Le nombre de tigres élevés en captivité en Chine pour le marché de la consommation dépasse de plus d’un tiers celui des tigres en liberté à travers 13 pays : c’est ce que révèle un nouveau rapport de l’organisation britannique EIA (Environmental Investigation Agency). Intitulé « Hidden in Plain Sight » (« Caché juste sous nos yeux »), ce rapport affirme que le gouvernement chinois, qui au niveau international s’est clairement prononcé en faveur de la protection du tigre, encourage pourtant sur son territoire un commerce interdit par la communauté internationale. Peu d’espèces menacées dans le monde reçoivent autant d’attention que les tigres (Panthera tigris).
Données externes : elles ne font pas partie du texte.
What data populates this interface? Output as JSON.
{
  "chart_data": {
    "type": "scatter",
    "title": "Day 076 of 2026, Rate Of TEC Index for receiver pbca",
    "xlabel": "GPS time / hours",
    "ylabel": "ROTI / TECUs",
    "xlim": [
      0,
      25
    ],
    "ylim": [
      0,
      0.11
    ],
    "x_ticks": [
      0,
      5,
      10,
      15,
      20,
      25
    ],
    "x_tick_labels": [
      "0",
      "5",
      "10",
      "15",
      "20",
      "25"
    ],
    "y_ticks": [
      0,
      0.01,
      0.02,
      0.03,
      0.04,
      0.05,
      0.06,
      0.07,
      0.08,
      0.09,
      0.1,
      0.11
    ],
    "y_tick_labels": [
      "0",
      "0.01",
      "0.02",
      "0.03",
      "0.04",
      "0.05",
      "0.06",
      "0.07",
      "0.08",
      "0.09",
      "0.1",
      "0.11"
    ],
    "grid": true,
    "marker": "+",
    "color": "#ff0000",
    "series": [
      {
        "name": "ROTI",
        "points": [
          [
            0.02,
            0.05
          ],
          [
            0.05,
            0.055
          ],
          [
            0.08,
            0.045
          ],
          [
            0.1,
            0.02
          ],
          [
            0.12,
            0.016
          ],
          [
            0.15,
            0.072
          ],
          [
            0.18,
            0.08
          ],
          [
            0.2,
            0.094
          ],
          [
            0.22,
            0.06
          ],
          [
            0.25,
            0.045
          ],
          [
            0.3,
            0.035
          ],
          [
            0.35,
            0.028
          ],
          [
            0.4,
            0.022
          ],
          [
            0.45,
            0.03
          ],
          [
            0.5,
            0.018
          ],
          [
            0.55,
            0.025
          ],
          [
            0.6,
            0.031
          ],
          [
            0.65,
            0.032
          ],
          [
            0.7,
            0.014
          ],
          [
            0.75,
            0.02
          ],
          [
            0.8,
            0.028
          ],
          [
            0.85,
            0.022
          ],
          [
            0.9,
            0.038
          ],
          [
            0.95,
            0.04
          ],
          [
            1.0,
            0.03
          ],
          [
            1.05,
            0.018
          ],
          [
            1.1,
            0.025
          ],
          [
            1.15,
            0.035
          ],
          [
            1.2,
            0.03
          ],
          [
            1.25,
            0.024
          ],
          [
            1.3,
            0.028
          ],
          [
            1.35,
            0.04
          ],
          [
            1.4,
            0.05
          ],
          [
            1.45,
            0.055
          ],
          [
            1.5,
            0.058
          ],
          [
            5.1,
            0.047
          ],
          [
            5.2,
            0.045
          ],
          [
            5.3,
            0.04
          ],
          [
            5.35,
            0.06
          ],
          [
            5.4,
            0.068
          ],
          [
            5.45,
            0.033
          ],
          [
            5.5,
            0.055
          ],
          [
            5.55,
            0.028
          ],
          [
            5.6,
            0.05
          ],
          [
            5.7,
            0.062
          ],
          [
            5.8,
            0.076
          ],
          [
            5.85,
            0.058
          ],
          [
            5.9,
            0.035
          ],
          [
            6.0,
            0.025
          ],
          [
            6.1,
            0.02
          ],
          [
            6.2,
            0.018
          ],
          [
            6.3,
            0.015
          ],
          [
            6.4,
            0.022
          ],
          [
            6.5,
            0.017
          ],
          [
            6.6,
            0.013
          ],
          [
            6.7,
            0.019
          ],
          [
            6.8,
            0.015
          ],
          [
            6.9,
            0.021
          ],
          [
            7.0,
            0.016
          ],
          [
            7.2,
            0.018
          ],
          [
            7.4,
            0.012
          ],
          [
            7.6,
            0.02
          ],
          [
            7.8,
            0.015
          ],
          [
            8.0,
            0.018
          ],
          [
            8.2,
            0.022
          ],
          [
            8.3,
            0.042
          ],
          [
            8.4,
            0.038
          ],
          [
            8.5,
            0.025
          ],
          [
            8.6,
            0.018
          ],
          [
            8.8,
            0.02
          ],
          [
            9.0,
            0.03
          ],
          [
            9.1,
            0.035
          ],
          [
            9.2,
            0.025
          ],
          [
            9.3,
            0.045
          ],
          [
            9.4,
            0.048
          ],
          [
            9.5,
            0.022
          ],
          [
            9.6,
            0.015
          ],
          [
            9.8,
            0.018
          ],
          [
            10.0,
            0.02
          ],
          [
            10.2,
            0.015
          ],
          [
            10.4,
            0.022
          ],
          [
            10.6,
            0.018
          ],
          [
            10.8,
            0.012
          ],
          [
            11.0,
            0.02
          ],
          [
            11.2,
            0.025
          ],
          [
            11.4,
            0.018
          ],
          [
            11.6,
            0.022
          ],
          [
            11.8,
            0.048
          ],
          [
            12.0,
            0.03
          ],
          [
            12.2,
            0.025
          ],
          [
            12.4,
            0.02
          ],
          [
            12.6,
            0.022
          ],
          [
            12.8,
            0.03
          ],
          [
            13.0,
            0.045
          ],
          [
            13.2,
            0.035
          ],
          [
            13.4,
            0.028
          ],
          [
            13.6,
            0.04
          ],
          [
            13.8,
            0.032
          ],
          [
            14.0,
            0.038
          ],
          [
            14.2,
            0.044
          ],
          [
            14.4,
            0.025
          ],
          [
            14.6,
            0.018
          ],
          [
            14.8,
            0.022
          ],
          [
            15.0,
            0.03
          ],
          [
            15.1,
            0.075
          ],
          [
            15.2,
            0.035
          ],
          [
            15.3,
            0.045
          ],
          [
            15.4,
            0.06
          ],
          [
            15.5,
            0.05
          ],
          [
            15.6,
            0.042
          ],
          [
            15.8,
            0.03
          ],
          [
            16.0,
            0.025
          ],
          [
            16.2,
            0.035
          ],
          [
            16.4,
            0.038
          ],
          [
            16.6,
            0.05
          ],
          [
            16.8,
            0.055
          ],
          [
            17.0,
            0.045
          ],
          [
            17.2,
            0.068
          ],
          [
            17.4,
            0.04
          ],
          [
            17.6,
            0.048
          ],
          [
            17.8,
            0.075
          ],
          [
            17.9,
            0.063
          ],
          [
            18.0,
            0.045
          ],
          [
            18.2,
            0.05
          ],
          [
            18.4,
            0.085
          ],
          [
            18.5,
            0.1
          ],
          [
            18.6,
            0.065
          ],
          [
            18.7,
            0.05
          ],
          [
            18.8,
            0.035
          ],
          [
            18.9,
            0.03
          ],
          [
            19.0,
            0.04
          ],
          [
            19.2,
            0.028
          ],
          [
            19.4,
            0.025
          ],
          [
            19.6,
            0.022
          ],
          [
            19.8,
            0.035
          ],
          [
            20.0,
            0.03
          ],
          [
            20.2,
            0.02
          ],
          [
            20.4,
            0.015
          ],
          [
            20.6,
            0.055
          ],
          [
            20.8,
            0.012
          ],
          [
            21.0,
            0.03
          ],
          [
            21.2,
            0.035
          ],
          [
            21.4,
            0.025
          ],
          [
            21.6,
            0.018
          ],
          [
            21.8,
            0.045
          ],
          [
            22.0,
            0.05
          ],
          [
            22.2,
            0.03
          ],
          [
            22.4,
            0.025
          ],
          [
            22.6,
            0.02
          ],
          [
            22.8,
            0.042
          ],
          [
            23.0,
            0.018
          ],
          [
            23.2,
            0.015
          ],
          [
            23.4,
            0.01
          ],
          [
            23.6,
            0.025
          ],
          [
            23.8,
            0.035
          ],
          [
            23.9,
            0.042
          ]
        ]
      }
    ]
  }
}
En 2010, ces grands félins ont même fait l’objet d’un sommet international qui a permis de récolter des centaines de millions de dollars pour leur protection.
« La position tout à fait paradoxale de la Chine, qui dans un contexte international affiche son soutien à la conservation des tigres sauvages mais qui, au niveau national, encourage la demande et par conséquent le braconnage, est l’une des plus grandes escroqueries jamais perpétrées dans l’histoire de la protection de l’espèce », déplore Debbie Banks, directrice de la campagne de l’EIA pour les tigres.
En 1993, la Chine a interdit l’utilisation d’os de tigre, un ingrédient très prisé en médecine traditionnelle chinoise. Pourtant, une enquête menée secrètement par l’EIA a révélé que « les os des tigres élevés en captivité ne sont pas détruits et finissent probablement par constituer un stock immense, ce qui laisse croire aux consommateurs que le commerce des os est légal ou le sera bientôt. »
Un vin traditionnel chinois censé « renforcer les os ». Remarquez la bouteille en forme de tigre… Crédits photo : EIA. |
Le vin d’os de tigre est toujours produit et commercialisé en Chine à l’heure actuelle. L’EIA affirme même que le gouvernement a encouragé ce commerce au moyen d’une notification « secrète » communiquée aux entreprises concernées en 2005. Cette notification stipule que toute ferme élevant plus de 500 tigres est en droit de commercialiser du vin d’os de tigre. Afin de contourner la loi de 1993, l’os n’est toutefois pas mentionné dans la liste des ingrédients.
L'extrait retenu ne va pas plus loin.